Global civil society echoed calls for a more ardent response in a letter published on 15 April, inter alia recommending a suspension of “all debt payments to all lenders from countries directly impacted by the military attacks and those affected by the increase of energy, fertilizers and food prices,” a new SDR allocation, and progress towards a UN debt convention – long considered a crucial missing piece of financial architecture. Civil society also welcomed the launch of a new borrower’s platform supported by the UN Conference on Trade and Development.

More fundamentally, amid ongoing parallel reviews of its surveillance, programme conditionality, and debt sustainability assessments in low-income countries, doubts remain about how the IMF gauges success in its programmes and policy advice, with both the IMF’s Independent Evaluation Office and civil society stressing that austerity remains the dominant policy response promoted by the Fund in developing countries, despite much evidence that investments – including on social spending – have significant multiplier effects that are often underestimated by IMF staff (see Observer Spring 2026).
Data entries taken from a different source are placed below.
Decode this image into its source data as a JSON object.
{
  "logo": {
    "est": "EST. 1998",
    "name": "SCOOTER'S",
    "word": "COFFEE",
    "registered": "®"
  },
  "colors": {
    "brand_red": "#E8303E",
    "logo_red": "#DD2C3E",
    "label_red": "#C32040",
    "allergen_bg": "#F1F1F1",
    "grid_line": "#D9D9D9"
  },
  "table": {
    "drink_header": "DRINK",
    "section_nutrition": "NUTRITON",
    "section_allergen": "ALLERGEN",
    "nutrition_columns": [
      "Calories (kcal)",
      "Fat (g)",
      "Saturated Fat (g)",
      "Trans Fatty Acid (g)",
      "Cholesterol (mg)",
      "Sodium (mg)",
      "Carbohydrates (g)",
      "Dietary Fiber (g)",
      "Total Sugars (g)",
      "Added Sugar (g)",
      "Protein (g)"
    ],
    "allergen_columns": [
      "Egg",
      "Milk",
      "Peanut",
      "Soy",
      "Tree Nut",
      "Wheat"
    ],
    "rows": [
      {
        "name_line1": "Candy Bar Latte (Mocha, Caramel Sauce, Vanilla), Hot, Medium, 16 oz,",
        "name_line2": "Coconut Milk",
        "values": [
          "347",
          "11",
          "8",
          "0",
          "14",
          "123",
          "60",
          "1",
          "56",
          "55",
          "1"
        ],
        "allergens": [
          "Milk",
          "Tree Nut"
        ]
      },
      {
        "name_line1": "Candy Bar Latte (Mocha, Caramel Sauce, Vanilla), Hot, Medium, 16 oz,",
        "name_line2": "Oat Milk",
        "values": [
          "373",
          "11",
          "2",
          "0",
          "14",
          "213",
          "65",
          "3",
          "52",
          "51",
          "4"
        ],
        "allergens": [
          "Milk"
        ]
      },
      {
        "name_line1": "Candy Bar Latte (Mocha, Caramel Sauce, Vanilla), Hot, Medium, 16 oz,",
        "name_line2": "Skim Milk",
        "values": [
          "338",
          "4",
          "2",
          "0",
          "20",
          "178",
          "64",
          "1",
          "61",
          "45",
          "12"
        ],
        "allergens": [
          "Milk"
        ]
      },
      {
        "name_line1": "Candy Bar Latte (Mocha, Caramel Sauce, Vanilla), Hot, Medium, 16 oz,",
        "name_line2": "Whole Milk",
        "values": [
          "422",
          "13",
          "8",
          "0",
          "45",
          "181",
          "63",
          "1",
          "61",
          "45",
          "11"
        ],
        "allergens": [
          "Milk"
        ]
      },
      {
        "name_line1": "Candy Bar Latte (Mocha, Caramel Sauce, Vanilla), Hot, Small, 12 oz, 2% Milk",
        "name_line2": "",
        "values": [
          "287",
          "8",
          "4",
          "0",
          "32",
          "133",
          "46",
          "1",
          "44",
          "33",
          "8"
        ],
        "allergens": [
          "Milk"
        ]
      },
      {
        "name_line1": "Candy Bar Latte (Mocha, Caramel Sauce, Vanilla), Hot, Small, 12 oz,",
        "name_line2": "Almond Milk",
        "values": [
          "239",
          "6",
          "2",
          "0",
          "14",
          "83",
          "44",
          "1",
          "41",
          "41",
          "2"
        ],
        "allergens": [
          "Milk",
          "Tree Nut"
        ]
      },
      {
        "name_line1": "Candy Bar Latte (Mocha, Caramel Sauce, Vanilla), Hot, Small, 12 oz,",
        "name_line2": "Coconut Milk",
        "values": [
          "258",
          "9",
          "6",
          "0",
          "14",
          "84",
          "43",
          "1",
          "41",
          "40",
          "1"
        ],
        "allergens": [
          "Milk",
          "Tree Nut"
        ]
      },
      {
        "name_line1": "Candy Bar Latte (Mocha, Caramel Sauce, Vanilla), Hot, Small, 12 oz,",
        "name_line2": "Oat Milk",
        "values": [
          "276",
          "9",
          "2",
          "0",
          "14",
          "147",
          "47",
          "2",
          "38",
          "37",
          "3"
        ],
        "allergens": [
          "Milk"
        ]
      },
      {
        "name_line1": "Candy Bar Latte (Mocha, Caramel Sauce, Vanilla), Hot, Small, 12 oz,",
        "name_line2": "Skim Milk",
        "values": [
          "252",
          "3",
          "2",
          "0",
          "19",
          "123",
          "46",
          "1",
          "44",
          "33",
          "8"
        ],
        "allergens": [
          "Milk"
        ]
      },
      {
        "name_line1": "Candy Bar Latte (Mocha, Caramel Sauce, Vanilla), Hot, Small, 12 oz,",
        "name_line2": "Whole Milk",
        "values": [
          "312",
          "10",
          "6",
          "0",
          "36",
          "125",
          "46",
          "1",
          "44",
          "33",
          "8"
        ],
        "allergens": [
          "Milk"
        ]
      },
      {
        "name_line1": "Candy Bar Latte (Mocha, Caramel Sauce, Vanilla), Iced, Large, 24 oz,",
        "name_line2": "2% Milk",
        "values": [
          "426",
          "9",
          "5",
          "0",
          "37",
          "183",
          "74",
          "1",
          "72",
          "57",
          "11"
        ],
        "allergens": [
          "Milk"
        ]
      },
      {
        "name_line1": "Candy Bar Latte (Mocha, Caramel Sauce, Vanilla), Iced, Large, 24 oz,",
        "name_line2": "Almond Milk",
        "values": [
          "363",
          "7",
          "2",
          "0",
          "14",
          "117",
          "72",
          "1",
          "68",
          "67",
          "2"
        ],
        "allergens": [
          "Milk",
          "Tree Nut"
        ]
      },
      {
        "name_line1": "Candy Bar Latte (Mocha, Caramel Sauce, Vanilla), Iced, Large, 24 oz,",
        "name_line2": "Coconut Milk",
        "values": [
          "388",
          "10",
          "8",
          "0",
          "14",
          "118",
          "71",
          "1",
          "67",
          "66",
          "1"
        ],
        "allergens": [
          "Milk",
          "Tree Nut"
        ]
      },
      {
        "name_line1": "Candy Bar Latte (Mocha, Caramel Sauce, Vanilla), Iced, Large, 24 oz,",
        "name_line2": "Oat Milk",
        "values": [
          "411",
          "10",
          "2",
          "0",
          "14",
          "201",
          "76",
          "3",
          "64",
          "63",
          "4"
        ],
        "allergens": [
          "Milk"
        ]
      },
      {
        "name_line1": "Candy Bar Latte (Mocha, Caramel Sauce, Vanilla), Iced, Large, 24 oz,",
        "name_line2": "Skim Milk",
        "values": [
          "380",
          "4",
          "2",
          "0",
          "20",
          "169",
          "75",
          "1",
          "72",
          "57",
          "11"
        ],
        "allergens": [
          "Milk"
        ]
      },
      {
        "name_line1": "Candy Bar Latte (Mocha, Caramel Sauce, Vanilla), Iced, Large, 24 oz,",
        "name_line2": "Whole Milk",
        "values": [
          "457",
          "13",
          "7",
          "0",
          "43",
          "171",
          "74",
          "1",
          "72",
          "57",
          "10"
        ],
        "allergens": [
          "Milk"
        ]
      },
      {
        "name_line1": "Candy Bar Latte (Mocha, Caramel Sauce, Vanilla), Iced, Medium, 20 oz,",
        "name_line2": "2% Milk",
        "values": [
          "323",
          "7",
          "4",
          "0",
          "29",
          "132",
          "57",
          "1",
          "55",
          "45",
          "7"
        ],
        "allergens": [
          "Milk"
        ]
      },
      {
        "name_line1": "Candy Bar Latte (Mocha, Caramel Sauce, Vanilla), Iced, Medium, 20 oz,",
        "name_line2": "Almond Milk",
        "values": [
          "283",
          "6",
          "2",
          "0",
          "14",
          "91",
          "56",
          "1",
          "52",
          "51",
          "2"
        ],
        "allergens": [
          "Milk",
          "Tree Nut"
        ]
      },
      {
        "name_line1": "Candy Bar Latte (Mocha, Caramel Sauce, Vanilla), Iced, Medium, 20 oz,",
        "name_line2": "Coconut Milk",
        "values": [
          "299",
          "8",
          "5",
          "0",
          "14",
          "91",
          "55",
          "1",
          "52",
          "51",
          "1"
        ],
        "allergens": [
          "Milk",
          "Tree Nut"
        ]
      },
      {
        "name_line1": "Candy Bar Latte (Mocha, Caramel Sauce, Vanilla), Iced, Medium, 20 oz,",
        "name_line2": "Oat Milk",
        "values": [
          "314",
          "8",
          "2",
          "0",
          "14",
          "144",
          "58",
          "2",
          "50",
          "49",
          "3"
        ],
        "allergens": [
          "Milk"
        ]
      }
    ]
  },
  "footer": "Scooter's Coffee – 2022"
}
The V20 Group once again called for the IMF to orient its approach away from an austerity-first approach, and re-orient its advice to support investments in green economic transformation (see Dispatch Springs 2026). With yet another crisis enveloping a large chunk of its membership, the IMF’s ability to shift away from its orthodox approach could ultimately define the role it plays going forward. After much talk of international financial architecture reform in recent years, it’s time for the BWIs and their powerful shareholders to walk the talk, or persistent global challenges will contribute to growing instability for all.